I will be picking some of this stuff up today for my tank and using it as a foreground plant. Does anyone have some experience with it they'd like to share? The tank is 33 gallons with 78W T5HO, no CO2, no added ferts (atm). I don't mind if it grows slowly, so long as it grows.


----------



## Tabatha (Dec 29, 2007)

Wow, where are you getting it??? I'd love to add some to my tank but haven't ever seen it in stores. I'm afraid I can't tell you if it'll grow in your tank or not (I use CO2 & ferts.)


----------



## NuclearTech (Mar 23, 2008)

Menagerie has it posted on their pdf!


----------



## jrs (Mar 18, 2006)

I cant remember which species of Marsilea that I had but it came in emersed form with 4 leaves. After its transition to submersed it went from 4 leaves to one leaf that looked similar to glosso but darker green in color. The runners were very rigid as opposed to glosso. It was slow growing and more prone to GSA.


----------



## NuclearTech (Mar 23, 2008)

ok, well I picked some up and it's in my tank. This stuff looks exactly like you'd expect the small - leaved 4 leaf clovers that grow on your lawn to look. Has sort of a soft, flowing look to it.


----------



## Darkblade48 (Jan 28, 2008)

jrs said:


> I cant remember which species of Marsilea that I had but it came in emersed form with 4 leaves. After its transition to submersed it went from 4 leaves to one leaf that looked similar to glosso but darker green in color. The runners were very rigid as opposed to glosso. It was slow growing and more prone to GSA.

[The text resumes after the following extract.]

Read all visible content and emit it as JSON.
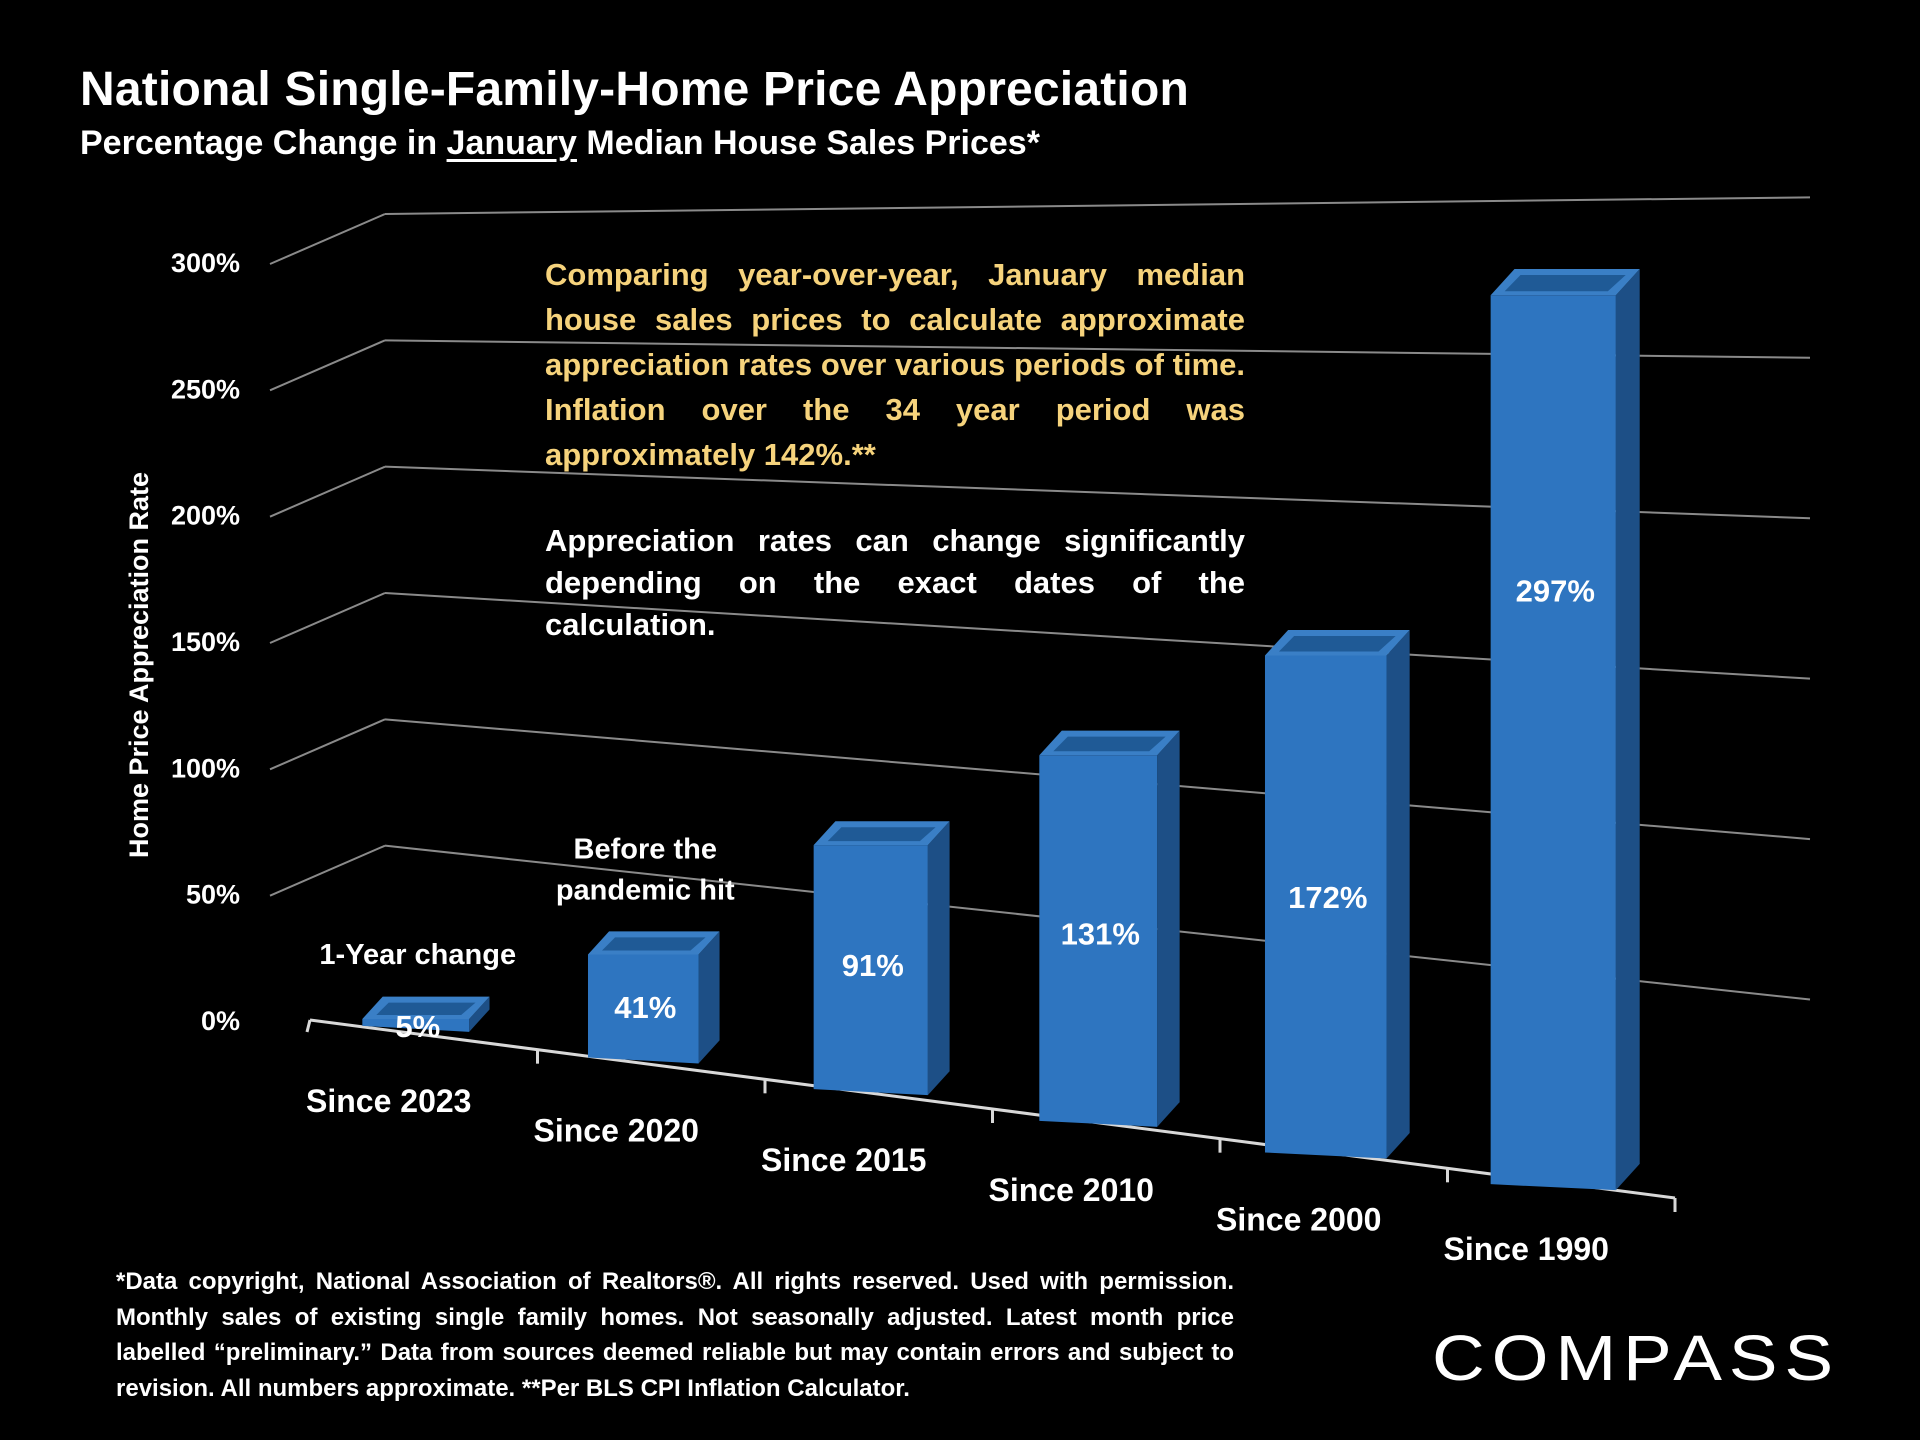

Was it Marsilea quadrifolia?


----------



## NuclearTech (Mar 23, 2008)

This stuff has been in my tank now for a couple of weeks and here's what I've noticed:
The original plant was about 3 inches in height. Over the past few weeks I've seen the plant die off at the top and I thought it just wasn't going to thrive in my conditions. Now I've really noticed that what it's doing is actually growing out, like a carpet along my substrate. I'm guessing that there is enough light so that instead of growing up, it can grow out. I've got many little shoots popping up and around the main plant.

Overall I'd definitely recommend this plant for a med light set up, even if you don't have CO2. Thumbs UP.


----------



## twoheadedfish (May 10, 2008)

cool. i love the way this plant looks. did you ever find out if it was Marsilea crenata or actually quadrifolia?


----------



## NuclearTech (Mar 23, 2008)

Mine is definitely the crenata species.


----------